= Impact calculus =

In policy and public forum debates, impact calculus, also known as weighing impacts, is a type of argumentation which seeks to compare the impacts presented in both causes and effects to sway the judge's decision.

==Basic Impact Calculus==
There are several basic types of impact calculus that compare the impacts of the plan to the impacts of a disadvantage:
- Probability (one impact is more realistic than the other)
e.g. Economic collapse is more seriously realistic than an outbreak of grey goo, therefore the risk of economic collapse outweighs the probability of a grey goo disaster. Probability has to have some substantial historical evidence beyond theory to move to precedence or initial risk already incurred.
- Timeframe (one impact will happen sooner)
e.g. An asteroid impact will cause extinction before Global warming will, therefore an asteroid impact outweighs Global Warming.
- Magnitude (one impact is bigger)
e.g. Nuclear war could kill more people instantly than car accidents cumulatively over a long period.
- Severity (one impact is more causal)
e.g. Air pollution increasing illnesses matter more than a loss in a country's GDP because each sickness is more harmful than each loss of money. Because money is intrinsically derived from productivity that maintains or improves health, productivity is inherently much less during illnesses

==Other types of impact calculus==
Some other more sophisticated arguments are also considered impact calculus:
- Impact inclusivity (one impact is inclusive of the other)
e.g. Global war is inclusive of a Taiwan war, therefore global war outweighs Taiwan war.
- Root Cause (one impact causes the other impact to happen)
e.g. War causes genocide, therefore war outweighs genocide
- Internal link shortcircuiting (one impact prevents a (positive) impact from happening)
e.g. Nuclear war halts space colonization, therefore nuclear war outweighs space colonization
- Reversibility
e.g. Civil liberties lost in the name of security during a time of crisis can be restored later, but deaths caused by a lack of security are irreversible.
- Link Strength
e.g. Improbable double-dip recessions may be caused by enacting trade sanctions, but more solid arguments with better evidence should be considered more strongly. (This may be considered a type of Substantiability argument, where more firmly-established nontheoretic effects are more important.)

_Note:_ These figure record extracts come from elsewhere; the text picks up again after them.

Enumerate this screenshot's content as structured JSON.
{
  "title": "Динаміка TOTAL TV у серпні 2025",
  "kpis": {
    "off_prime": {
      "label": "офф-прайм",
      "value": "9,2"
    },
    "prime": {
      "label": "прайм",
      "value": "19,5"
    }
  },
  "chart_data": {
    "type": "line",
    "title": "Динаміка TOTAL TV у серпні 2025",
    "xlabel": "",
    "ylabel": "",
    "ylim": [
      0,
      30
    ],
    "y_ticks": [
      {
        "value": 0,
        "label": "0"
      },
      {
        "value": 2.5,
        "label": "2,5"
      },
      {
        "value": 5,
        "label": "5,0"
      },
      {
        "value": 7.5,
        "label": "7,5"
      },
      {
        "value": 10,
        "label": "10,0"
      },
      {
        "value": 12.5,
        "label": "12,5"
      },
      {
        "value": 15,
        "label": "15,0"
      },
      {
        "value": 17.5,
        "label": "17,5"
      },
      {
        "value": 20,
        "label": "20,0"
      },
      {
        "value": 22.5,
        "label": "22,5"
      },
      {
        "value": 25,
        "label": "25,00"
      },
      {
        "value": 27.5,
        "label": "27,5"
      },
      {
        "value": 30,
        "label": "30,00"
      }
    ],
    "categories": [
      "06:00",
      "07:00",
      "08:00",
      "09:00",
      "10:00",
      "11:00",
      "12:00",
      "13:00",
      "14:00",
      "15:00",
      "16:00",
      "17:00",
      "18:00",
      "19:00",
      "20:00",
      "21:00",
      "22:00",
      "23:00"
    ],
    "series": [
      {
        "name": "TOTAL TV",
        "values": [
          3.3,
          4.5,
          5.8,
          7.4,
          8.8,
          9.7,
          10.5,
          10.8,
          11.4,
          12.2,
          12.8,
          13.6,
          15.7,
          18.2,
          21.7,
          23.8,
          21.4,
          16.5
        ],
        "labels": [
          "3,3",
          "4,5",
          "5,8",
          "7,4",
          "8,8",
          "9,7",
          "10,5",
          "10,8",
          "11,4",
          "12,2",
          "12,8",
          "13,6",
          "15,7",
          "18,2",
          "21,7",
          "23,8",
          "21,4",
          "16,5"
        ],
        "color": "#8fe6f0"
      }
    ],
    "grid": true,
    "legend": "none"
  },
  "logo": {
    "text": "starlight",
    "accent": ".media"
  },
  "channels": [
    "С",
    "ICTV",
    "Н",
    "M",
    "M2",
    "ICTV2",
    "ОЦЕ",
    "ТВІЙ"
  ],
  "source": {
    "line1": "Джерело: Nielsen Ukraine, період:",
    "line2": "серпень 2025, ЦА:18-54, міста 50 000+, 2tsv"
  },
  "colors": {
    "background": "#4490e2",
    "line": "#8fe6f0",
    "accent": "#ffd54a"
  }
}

Approach arguments can also be considered impact calculus. Arguments as to why the judge should adopt a utilitarian or consequentialist perspective or conversely a deontological perspective may change the way they compare impacts.

==Impact calculus and "new" arguments==
Basic impact calculus arguments may be made at any time and are generally not considered "new" arguments, even if brought up for the first time in the 2NR or 2AR. More sophisticated forms of impact calculus should generally be brought up earlier in the debate and supported by evidence whenever possible.